Friday, 8 February 2013

Disappearing Acts

Sometimes ideas for lists must seem good until you try to populate them.  Take Rolling Stone’s 13 Rock Stars Who Disappeared list, for example.

Not all rock stars burn out.  Some fade away.  Some gracefully withdraw.  And when they command our attention for so long, we do want to know what happened.  So cool idea.

Then Rolling Stone tries to add an additional twist by measuring people against the (Syd) “Barret Scale”, using him as the benchmark for rock star dropout reclusive weirdness.

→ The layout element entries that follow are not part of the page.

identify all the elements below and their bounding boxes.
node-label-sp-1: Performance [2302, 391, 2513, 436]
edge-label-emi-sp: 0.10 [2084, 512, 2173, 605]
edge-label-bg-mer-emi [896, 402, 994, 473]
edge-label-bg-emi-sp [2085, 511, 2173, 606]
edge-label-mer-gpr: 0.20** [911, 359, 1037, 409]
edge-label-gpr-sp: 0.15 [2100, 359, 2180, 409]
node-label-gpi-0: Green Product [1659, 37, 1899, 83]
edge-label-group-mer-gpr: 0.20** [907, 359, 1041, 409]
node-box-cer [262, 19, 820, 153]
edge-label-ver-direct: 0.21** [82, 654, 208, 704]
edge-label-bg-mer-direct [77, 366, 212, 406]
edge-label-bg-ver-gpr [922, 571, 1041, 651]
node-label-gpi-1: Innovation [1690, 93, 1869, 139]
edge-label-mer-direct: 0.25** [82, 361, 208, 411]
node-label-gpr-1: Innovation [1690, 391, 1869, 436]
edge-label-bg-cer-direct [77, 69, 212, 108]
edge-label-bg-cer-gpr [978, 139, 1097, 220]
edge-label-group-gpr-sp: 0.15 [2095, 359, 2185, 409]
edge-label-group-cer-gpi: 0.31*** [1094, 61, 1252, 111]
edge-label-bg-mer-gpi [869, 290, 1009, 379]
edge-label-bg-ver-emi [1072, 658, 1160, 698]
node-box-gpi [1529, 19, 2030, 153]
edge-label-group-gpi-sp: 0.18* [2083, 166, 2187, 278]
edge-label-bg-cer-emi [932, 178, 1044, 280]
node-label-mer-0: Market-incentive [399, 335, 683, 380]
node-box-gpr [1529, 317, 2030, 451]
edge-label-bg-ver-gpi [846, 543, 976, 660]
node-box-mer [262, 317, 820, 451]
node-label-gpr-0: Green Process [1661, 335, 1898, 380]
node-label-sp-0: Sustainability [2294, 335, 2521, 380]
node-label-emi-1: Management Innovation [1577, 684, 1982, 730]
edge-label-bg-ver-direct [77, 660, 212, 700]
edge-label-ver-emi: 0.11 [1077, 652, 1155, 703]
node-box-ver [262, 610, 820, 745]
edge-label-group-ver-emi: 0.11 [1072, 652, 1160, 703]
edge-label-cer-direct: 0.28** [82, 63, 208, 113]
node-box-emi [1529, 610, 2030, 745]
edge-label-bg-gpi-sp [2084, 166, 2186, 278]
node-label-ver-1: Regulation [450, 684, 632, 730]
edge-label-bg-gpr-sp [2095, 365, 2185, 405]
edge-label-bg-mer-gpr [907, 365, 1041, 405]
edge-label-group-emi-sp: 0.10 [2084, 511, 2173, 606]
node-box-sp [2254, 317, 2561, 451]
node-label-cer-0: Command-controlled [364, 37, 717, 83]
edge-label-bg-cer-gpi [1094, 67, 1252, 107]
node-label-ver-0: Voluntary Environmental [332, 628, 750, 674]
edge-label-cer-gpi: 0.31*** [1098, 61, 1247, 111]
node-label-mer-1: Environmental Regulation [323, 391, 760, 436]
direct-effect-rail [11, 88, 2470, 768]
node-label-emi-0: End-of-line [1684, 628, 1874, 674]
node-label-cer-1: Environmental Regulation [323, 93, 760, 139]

Cool idea, but it weakens the argument for including many names on the list.  The article admits that Fats Domino is “more retired than reclusive.”  After making a big deal of what sounds like the mysterious departure of David Bowie, it then admits “it's hard to be a true recluse while you're posing for red carpet photos with your supermodel spouse.”  OK then.

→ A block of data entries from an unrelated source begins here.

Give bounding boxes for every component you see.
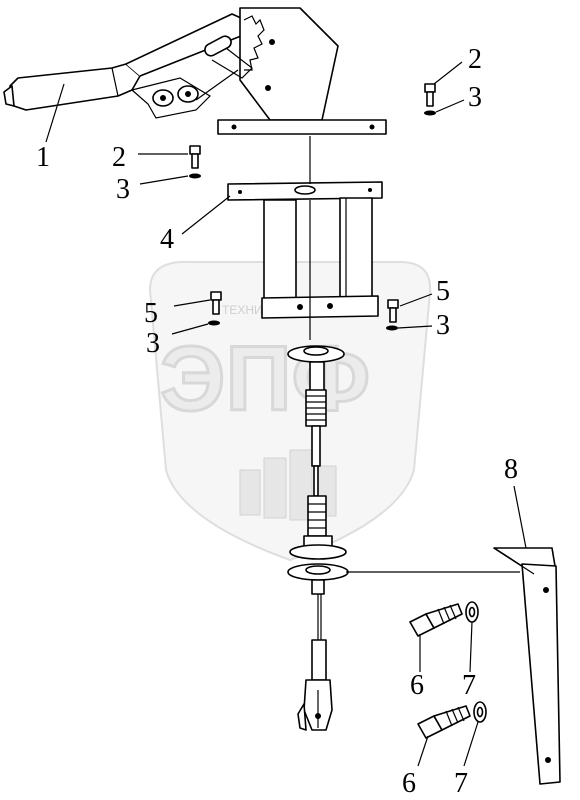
l-bracket — [493, 547, 561, 785]
thread-upper — [306, 395, 326, 421]
callout-2-upper-left: 2 — [112, 142, 126, 173]
callout-1: 1 — [36, 142, 50, 173]
brake-cable-assembly — [287, 345, 520, 731]
callout-labels: 1 2 3 2 3 4 5 3 5 3 8 6 7 6 7 — [36, 44, 518, 799]
callout-3-upper-left: 3 — [116, 174, 130, 205]
callout-5-left: 5 — [144, 298, 158, 329]
callout-3-middle-right: 3 — [436, 310, 450, 341]
callout-7-upper: 7 — [462, 670, 476, 701]
bolt-middle-right — [386, 299, 399, 331]
callout-2-upper-right: 2 — [468, 44, 482, 75]
hex-bolt-upper — [409, 603, 463, 637]
hand-brake-lever — [3, 13, 251, 119]
callout-5-right: 5 — [436, 276, 450, 307]
clevis-fork — [297, 679, 333, 731]
bolt-upper-right — [424, 83, 436, 116]
thread-lower — [308, 503, 326, 529]
washer-lower — [473, 701, 487, 723]
hex-bolt-lower — [417, 705, 471, 739]
callout-3-middle-left: 3 — [146, 328, 160, 359]
mounting-bracket — [227, 181, 383, 319]
callout-3-upper-right: 3 — [468, 82, 482, 113]
watermark-buildings-icon — [239, 449, 337, 521]
callout-6-upper: 6 — [410, 670, 424, 701]
watermark: ТЕХНИКА И ЗАПЧАСТИ ЭПФ — [148, 260, 432, 562]
ratchet-sector-plate — [204, 7, 387, 135]
leader-lines — [45, 61, 527, 767]
callout-7-lower: 7 — [454, 768, 468, 799]
callout-8: 8 — [504, 454, 518, 485]
bolt-upper-left — [189, 145, 201, 179]
callout-4: 4 — [160, 224, 174, 255]
watermark-big-text: ЭПФ — [160, 328, 370, 430]
washer-upper — [465, 601, 479, 623]
bolt-middle-left — [208, 291, 222, 326]
callout-6-lower: 6 — [402, 768, 416, 799]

Billy Joel, Grace Slick, The Everly Brothers  -  these people are retired.  John Deacon knew that Queen died with Freddie, so he is smart.  John Frusciante definitely registers on the “Barrett Scale,” but not many of the other names do.  If they really wanted to use this “Barrett Scale,” why didn’t they include Peter Green?  He’s been lurking in the shadows so long the scale could be named after him!

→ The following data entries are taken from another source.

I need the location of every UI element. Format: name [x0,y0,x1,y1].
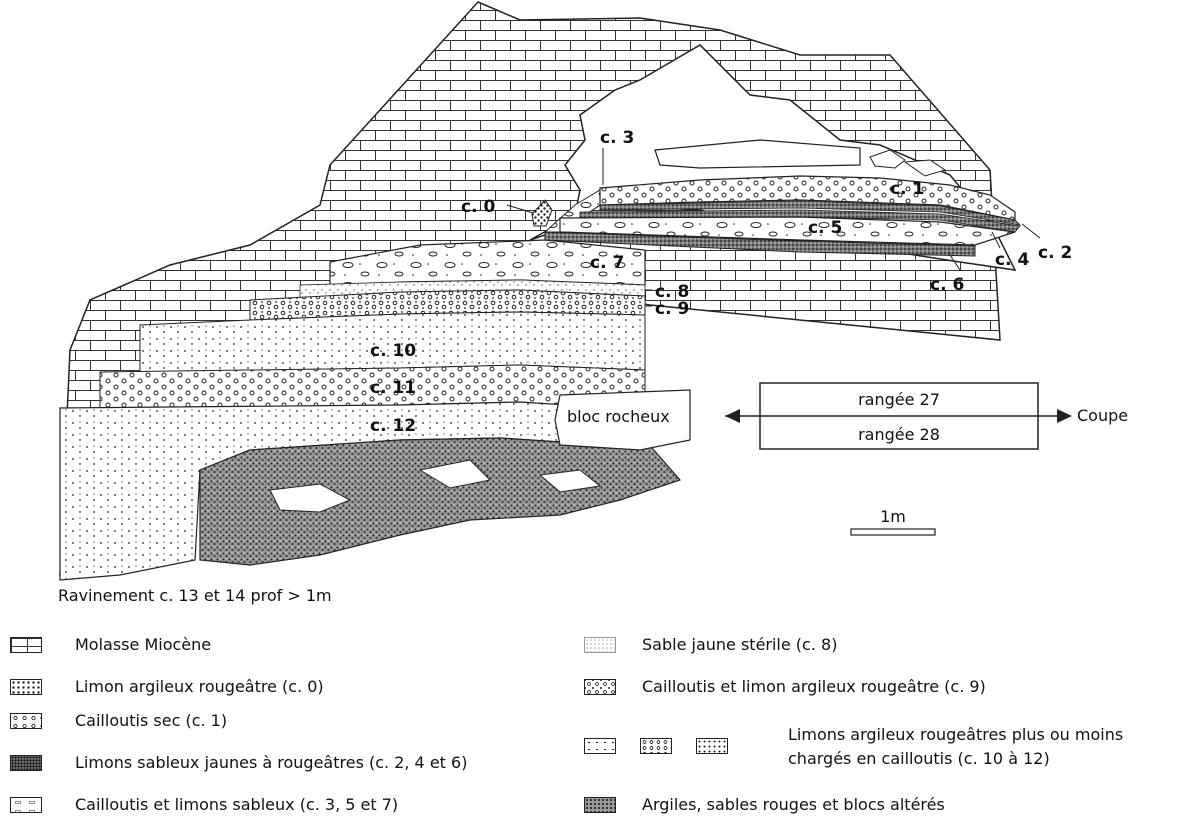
legend-label-c9: Cailloutis et limon argileux rougeâtre (… [642,676,986,698]
legend-label-c0: Limon argileux rougeâtre (c. 0) [75,676,324,698]
argiles-base [200,438,680,565]
legend-swatch-mottled [584,797,616,813]
label-c1: c. 1 [890,179,924,199]
row-27-label: rangée 27 [858,390,940,409]
legend-label-c246: Limons sableux jaunes à rougeâtres (c. 2… [75,752,467,774]
label-c7: c. 7 [590,253,624,273]
legend-swatch-limon-b [640,738,672,754]
label-c2: c. 2 [1038,243,1072,263]
label-c11: c. 11 [370,378,416,398]
legend-swatch-sparse-stipple [584,637,616,653]
plan-inset: rangée 27 rangée 28 Coupe [725,383,1128,449]
arrow-left-icon [725,409,740,423]
label-c0: c. 0 [461,197,495,217]
legend-label-argiles: Argiles, sables rouges et blocs altérés [642,794,945,816]
legend-swatch-limon-c [696,738,728,754]
legend-label-c10-12-line1: Limons argileux rougeâtres plus ou moins [788,724,1123,746]
label-bloc-rocheux: bloc rocheux [567,407,670,426]
legend-swatch-brick [10,637,42,653]
label-c6: c. 6 [930,275,964,295]
coupe-label: Coupe [1077,406,1128,425]
scale-bar-label: 1m [880,507,906,526]
scale-bar: 1m [851,507,935,535]
legend-label-molasse: Molasse Miocène [75,634,211,656]
label-c4: c. 4 [995,250,1029,270]
legend-swatch-circles-dots [584,679,616,695]
legend-swatch-dense-dots [10,679,42,695]
legend-label-c1: Cailloutis sec (c. 1) [75,710,227,732]
row-28-label: rangée 28 [858,425,940,444]
label-c10: c. 10 [370,341,416,361]
label-c5: c. 5 [808,218,842,238]
label-c12: c. 12 [370,416,416,436]
arrow-right-icon [1057,409,1072,423]
label-ravinement: Ravinement c. 13 et 14 prof > 1m [58,586,332,605]
legend-swatch-fine-stipple [10,755,42,771]
legend-label-c8: Sable jaune stérile (c. 8) [642,634,837,656]
legend-swatch-circles [10,713,42,729]
legend-label-c357: Cailloutis et limons sableux (c. 3, 5 et… [75,794,398,816]
label-c3: c. 3 [600,128,634,148]
legend-swatch-limon-a [584,738,616,754]
label-c9: c. 9 [655,299,689,319]
legend-label-c10-12-line2: chargés en cailloutis (c. 10 à 12) [788,748,1050,770]
legend-swatch-pebbles [10,797,42,813]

But Joni Mitchell?  She’s always done her own thing.   Sly Stone?  Maybe he sensed he had overstayed his welcome, or used up more than his fair share of public consciousness.

An interesting variation on the list might have been rock stars that walked away while on top:  Little Richard, Conway Twitty, Dave Clark, Linda Ronstadt.  Barrett, Green and Frusciante definitely belong on that list.

Postscript: since the list came out, Bowie actually released a new single and announced a new album.  Not terribly reclusive, then, is it?